Power law or multiscale learning and adaptation

It turns out that processes of learning and adaptation in various neural and molecular systems show multiscale or power-law properties, where the memory is infinite and power-law weighted into past. This is in contrast to the usual exponential scaling that one gets from literally any physical process not at criticality. While the power-law functional behavior is well-characterized, biophysical mechanisms responsible for it are hardly known.

Relevant papers

1. P Drew and L Abbott. Models and Properties of Power-Law Adaptation in Neural Systems. J Neurophysiol 96: 826–833, 2006. PDF.

   Abstract

   Many biological systems exhibit complex temporal behavior that cannot be adequately characterized by a single time constant.
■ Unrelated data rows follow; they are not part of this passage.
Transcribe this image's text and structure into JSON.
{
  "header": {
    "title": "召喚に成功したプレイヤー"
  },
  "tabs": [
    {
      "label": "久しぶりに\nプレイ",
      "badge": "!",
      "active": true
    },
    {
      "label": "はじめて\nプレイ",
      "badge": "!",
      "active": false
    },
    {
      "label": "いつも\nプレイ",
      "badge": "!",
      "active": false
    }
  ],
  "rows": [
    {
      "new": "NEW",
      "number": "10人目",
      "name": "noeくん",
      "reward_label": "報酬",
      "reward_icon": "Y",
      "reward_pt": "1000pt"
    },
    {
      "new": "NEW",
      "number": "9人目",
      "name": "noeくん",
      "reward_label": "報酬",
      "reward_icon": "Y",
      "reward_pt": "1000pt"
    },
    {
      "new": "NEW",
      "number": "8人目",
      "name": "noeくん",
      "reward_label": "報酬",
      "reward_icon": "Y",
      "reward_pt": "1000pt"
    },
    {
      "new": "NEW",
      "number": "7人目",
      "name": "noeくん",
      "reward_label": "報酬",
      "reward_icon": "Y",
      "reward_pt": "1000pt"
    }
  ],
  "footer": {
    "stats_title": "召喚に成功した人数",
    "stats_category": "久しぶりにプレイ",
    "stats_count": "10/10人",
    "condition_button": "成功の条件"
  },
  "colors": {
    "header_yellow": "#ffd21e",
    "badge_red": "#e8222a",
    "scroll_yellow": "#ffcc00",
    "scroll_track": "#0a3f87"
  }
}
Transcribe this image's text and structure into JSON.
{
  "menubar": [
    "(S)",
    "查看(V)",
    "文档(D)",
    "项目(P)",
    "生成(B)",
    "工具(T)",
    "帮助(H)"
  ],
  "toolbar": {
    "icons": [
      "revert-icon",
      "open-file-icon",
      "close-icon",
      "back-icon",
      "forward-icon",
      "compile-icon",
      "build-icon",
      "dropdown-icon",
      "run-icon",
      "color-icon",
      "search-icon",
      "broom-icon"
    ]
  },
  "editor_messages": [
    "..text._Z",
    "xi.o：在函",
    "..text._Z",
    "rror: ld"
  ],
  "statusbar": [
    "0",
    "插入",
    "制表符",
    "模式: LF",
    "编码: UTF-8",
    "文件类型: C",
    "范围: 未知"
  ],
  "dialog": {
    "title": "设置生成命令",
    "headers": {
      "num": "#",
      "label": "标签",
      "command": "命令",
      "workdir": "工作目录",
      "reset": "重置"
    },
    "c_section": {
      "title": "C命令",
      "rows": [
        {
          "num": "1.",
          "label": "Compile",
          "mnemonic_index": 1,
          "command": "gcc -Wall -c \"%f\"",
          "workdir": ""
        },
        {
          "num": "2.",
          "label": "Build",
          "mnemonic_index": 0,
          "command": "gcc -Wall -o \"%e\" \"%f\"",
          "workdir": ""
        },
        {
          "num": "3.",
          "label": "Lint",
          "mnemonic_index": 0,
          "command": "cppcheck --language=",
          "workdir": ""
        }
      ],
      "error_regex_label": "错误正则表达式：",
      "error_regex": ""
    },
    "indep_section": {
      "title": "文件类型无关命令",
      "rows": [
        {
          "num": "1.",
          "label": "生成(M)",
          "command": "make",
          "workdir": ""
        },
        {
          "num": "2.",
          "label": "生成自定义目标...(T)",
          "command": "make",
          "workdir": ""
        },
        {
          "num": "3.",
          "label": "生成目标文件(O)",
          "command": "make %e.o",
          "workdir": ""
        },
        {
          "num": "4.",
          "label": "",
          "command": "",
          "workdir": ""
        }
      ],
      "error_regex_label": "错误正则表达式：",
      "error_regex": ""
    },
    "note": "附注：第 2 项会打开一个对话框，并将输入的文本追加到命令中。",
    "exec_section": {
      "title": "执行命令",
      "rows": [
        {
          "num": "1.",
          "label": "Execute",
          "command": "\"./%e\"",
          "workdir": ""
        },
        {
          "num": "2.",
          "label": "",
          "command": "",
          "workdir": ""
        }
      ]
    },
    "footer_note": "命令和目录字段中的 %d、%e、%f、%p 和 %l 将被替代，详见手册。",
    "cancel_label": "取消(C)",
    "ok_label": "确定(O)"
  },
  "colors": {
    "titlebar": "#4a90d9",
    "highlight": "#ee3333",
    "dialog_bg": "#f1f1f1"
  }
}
This dynamics, observed from single channels up to the level of human psychophysics, is often better described by power-law rather than exponential dependences on time. We develop and study the properties of neural models with scale-invariant, power-law adaptation and contrast them with the more commonly studied exponential case. Responses of an adapting firing-rate model to constant, pulsed, and oscillating inputs in both the power-law and exponential cases are considered. We construct a spiking model with power-law adaptation based on a nested cascade of processes and show that it can be “programmed” to produce a wide range of time delays. Finally, within a network model, we use power-law adaptation to reproduce longterm features of the tilt aftereffect.

   Comments

   The paper discusses power law (in their case 1 / (t + t₀)) adapatation. A decent review of relevant papers, arguing that much adaptation is power law in single ion channels, in synapses, in single neuron activity, in retinal ciruitry and auditory processing, in local field potentials, and in behavioral responses, such as time estimation, tilt aftereffect, forgetting. The paper shows that power law adaptation may fit data better than exponential, and it suggests a modification of the reagular integrate and fire neuron to explain it. However, the modification is not solving the problem, as the power law multiscale dependence is put in by hand (although they do it in a minimal way, getting a few extra orders of magnitude of adaptation out). They study examples that the neuron would be able to explain, like a programmable timer, or tilt aftereffect. However, in my view, the importance of the paper is in elucidating the problem, and as a review (not as a solution -- they give none).